January’s IP Trials Order contained a provision to use USF dollars to fund rural broadband “experiments” designed to deliver robust, high-speed, scalable broadband service. The language put out for comment on this new program potentially gives the FCC latitude to do any number of things in this space, including gigabit communities.
Exactly five days later, Congress spoke to this very same issue. Included in the Agricultural Act of 2014 (“The Farm Bill”) is a provision that allocates up to $50 million—$10 million per year for FY 2014-2018— to the U.S. Department of Agriculture (USDA) to create a Rural Gigabit Network Pilot Program. To be eligible for these funds, a provider must be able to build out “ultra-high-speed Internet service” within three years in rural areas that lack such service.
I have raised a number of concerns about the FCC’s new rural broadband experiments. First, I worry how the new experiments will fit together with the high-cost universal service reforms that the FCC already adopted in 2011 and, despite my best efforts, I have not received an adequate explanation to date. Second, as configured, these experiments could divert needed funds away from expanding broadband access for all Americans in favor of funding very high-capacity projects for a select few anchor institutions. Third, I am very concerned about the ability of these experiments to succeed with one-time funding. And now, I believe that these experiments could duplicate the Congressionally-mandated gigabit pilot program. Instead of going down this path, the FCC should rethink the need for these experiments.

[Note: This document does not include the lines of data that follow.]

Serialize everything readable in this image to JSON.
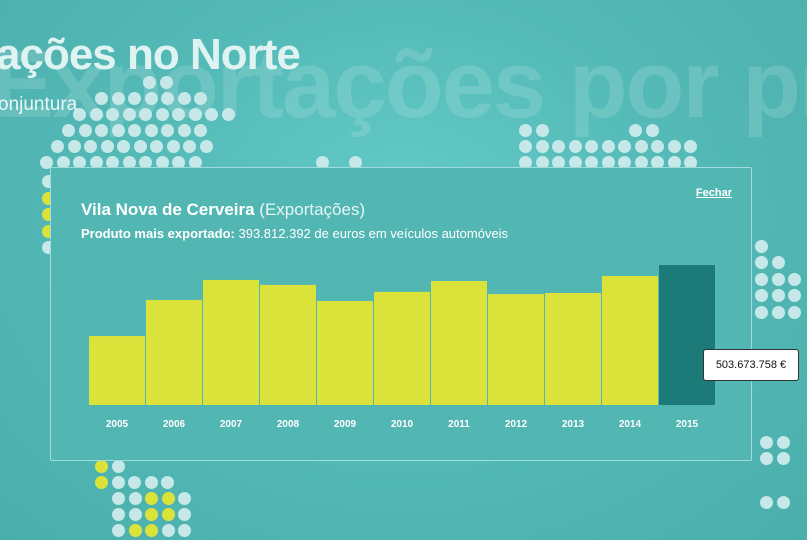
{
  "header": {
    "title": "ações no Norte",
    "subtitle": "onjuntura",
    "background_word": "Exportações por produto"
  },
  "panel": {
    "municipality": "Vila Nova de Cerveira",
    "type": "(Exportações)",
    "top_label": "Produto mais exportado:",
    "top_value": "393.812.392",
    "top_desc": "de euros em veículos automóveis",
    "close_label": "Fechar"
  },
  "tooltip": {
    "value": "503.673.758 €"
  },
  "colors": {
    "bar": "#dbe33b",
    "highlight": "#1c7b79"
  },
  "chart_data": {
    "type": "bar",
    "categories": [
      "2005",
      "2006",
      "2007",
      "2008",
      "2009",
      "2010",
      "2011",
      "2012",
      "2013",
      "2014",
      "2015"
    ],
    "values": [
      248000000,
      378000000,
      450000000,
      432000000,
      374000000,
      407000000,
      446000000,
      399000000,
      403000000,
      464000000,
      503673758
    ],
    "highlight_index": 10,
    "ylim": [
      0,
      503673758
    ],
    "xlabel": "",
    "ylabel": "",
    "grid": false
  }
}
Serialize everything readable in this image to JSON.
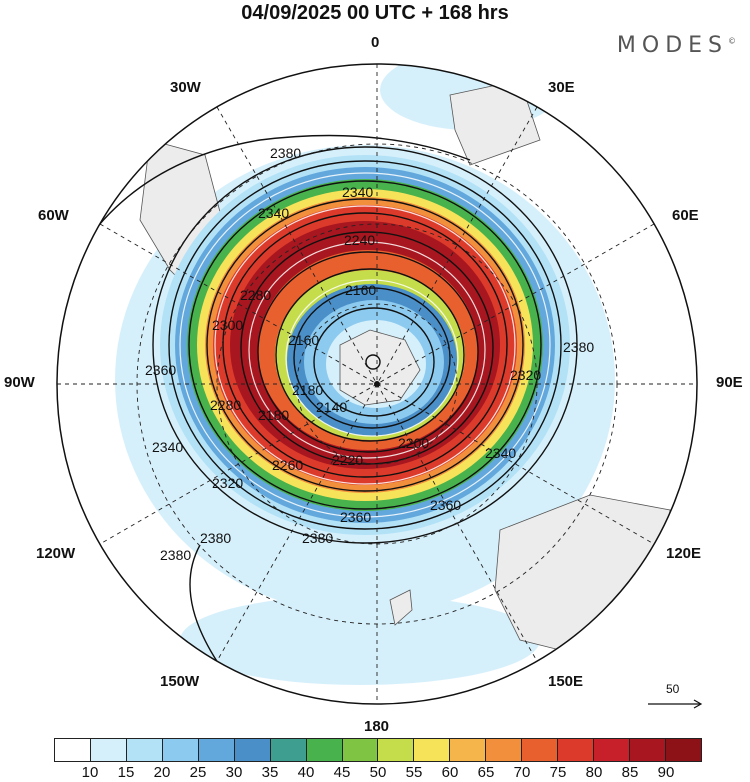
{
  "header": {
    "title": "04/09/2025  00 UTC  + 168 hrs",
    "brand": "MODES",
    "brand_mark": "©"
  },
  "longitude_labels": {
    "top": "0",
    "lon_30e": "30E",
    "lon_60e": "60E",
    "lon_90e": "90E",
    "lon_120e": "120E",
    "lon_150e": "150E",
    "bottom": "180",
    "lon_150w": "150W",
    "lon_120w": "120W",
    "lon_90w": "90W",
    "lon_60w": "60W",
    "lon_30w": "30W"
  },
  "contours": {
    "c2380a": "2380",
    "c2380b": "2380",
    "c2380c": "2380",
    "c2380d": "2380",
    "c2380e": "2380",
    "c2360a": "2360",
    "c2360b": "2360",
    "c2360c": "2360",
    "c2340a": "2340",
    "c2340b": "2340",
    "c2340c": "2340",
    "c2340d": "2340",
    "c2320a": "2320",
    "c2320b": "2320",
    "c2300": "2300",
    "c2280a": "2280",
    "c2280b": "2280",
    "c2260": "2260",
    "c2240": "2240",
    "c2220": "2220",
    "c2200": "2200",
    "c2180a": "2180",
    "c2180b": "2180",
    "c2160a": "2160",
    "c2160b": "2160",
    "c2140": "2140"
  },
  "reference_vector": {
    "value": "50"
  },
  "colorbar": {
    "colors": [
      "#ffffff",
      "#d6f0fb",
      "#b3e2f7",
      "#8ccbef",
      "#63a8dc",
      "#4a8fc8",
      "#3e9e8f",
      "#48b24c",
      "#7fc543",
      "#c5dd4b",
      "#f7e35a",
      "#f6b54a",
      "#f18f3c",
      "#e9602f",
      "#dc3a2a",
      "#c8202a",
      "#a8161f",
      "#8c1218"
    ],
    "tick_labels": [
      "10",
      "15",
      "20",
      "25",
      "30",
      "35",
      "40",
      "45",
      "50",
      "55",
      "60",
      "65",
      "70",
      "75",
      "80",
      "85",
      "90"
    ]
  }
}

If the FCC does decide to press forward with its own rural broadband experiments, I will be looking to ensure that we abide by the following principles when deciding upon any final rules or approving any experiments:
1) No Duplication. First, the FCC’s experiments must accomplish something very different from the USDA’s pilot program. As I have said before, done well, rural broadband experiments might be useful to help us determine whether additional providers would be interested in serving consumers in rural America—particularly in the event that a current incumbent provider chooses not to participate in the universal service program in the future. Unfortunately, January’s Notice of Proposed Rulemaking seems to suggest that the FCC is more interested in funding a few higher-capacity broadband projects for a few institutions, which could be very similar to what the USDA will be doing. Second, the FCC must not fund experiments in areas that are served or will be served by USDA’s pilot program or existing providers. Such duplication makes no sense and goes against our obligation to spend every consumer dollar as efficiently and effectively as possible.
2) Rationalize Spending. In its Notice, the FCC contemplated spending between $50 - $100 million (or more) on its new experiments. Given the passage of the Farm Bill, which authorizes $50 million for the USDA’s pilot program, the FCC needs to take this significant funding into account and scale down our own budget accordingly.
3) Ensure Qualified Participants. The Farm Bill requires that those participating in the USDA pilot program demonstrate that they are capable of providing service. The FCC should do no less. We must not dedicate limited funding to wishes and whims, but only to verifiable, concrete plans from companies that can actually build and operate a sustainable broadband network after the one-time FCC support ends—because it will end. The FCC should not approve any scenario where a new network funded through the experiments will cease to operate unless continued dollars keep flowing from the Universal Service Fund after the program ends.
4) Don’t Zap Focus. The FCC experiments have the potential to divert limited staff resources from a main priority: following through on transforming our high-cost universal service fund into a program that is sustainable in the 21st Century. While I may not agree with all of the 2011 reforms, the high-cost programs account for $4.5 billion annually and require considerable attention. Staff workshops, webinars, presentations, guidance and oversight will be needed to achieve success on any new experiments. But these take significant time and staff hours.
Our job at the Commission is to carry out the will and direction enacted by Congress. Given the passage of the Farm Bill, we should consider ending our own rural broadband experiments and instead focus on supporting and learning from the USDA’s Rural Gigabit Network Pilot Program.